Aquellos embustes no eran una respuesta al contexto dictatorial, sino que entraban en la lógica del terrorismo. Con la llegada de la democracia, ETA no mudó de costumbres: siguió calumniando a sus víctimas, sobre las que se inventaba todo tipo de falsedades, mientras rechazaba públicamente su participación en ciertos atentados. Valgan un par de ejemplos. En junio de 1981 un comando ametralló en Tolosa a Ignacio Ibarguchi y a los hermanos Juan Manuel y Pedro Conrado Martínez Castaños. Se dedicaban a la venta a domicilio de libros y discos, pero los etarras los habían tomado por policías. Al comprobar su error, la banda echó la culpa del triple asesinato a «mercenarios pagados». El segundo crimen afectó a otro miembro del gremio de Fermín Monasterio. En mayo de 1985 el cadáver del taxista Juan José Uriarte apareció en un camino vecinal próximo a San Juan de Gaztelugatxe. En ‘Dentro de ETA. La vida diaria de los terroristas’, Florencio Domínguez cuenta que, al descubrir que se trataba de un familiar del entonces obispo auxiliar de Bilbao, Juan María Uriarte, la banda negó su relación con el atentado. No obstante, cuatro de sus miembros serían condenados por este asesinato.

Por muy tergiversada que estuviese, la propaganda etarra siempre encontró un público dispuesto a creerla a pies juntillas. Como escribió Hannah Arendt, «las mentiras resultan a menudo mucho más verosímiles, más atractivas para la razón, que la realidad, porque quien miente tiene la gran ventaja de conocer de antemano lo que su audiencia desea o espera oír». Pese a los avances de la historiografía académica, hoy en día no faltan ni apologistas de ETA ni medios que les den voz ni acríticos consumidores de relatos adulterados.
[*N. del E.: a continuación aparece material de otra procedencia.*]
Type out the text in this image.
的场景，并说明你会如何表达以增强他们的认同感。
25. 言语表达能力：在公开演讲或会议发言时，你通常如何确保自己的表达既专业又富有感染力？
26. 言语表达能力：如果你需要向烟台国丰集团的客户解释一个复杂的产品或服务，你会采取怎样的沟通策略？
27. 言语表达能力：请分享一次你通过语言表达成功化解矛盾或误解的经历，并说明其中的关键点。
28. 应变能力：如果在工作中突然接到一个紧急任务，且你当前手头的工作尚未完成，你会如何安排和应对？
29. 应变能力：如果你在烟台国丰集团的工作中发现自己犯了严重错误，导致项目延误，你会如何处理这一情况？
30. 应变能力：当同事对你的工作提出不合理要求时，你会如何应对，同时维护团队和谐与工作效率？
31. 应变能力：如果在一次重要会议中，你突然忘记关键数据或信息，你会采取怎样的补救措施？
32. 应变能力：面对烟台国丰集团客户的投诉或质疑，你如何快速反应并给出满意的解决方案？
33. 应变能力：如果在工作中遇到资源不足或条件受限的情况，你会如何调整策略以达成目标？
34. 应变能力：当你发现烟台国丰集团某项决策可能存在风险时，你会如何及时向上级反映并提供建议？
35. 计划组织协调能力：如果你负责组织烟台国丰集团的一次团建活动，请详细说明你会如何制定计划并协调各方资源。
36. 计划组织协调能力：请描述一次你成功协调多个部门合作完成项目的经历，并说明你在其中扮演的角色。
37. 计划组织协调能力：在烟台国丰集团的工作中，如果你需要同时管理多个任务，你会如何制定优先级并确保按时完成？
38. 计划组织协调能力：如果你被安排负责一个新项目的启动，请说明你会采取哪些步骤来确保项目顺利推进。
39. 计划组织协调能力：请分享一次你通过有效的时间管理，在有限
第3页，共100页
Miguel Etxeberria no fue juzgado por el asesinato de Monasterio. La Ley de Amnistía de 1977 anuló el delito. Lejos de aprovechar aquella oportunidad, continuó ligado a ETA. En 1998 fue sentenciado a ocho años de cárcel por fabricar explosivos, aunque quedó en libertad en 2003. Hace dos años Macagüen falleció en Llodio, localidad en la que se celebró un acto para honrar su trayectoria de «militante histórico». Por supuesto, se obvió el hecho de que había matado a un ser humano. Quizá no se deseaba manchar con una simple verdad una historia de mentiras. Como la de ETA.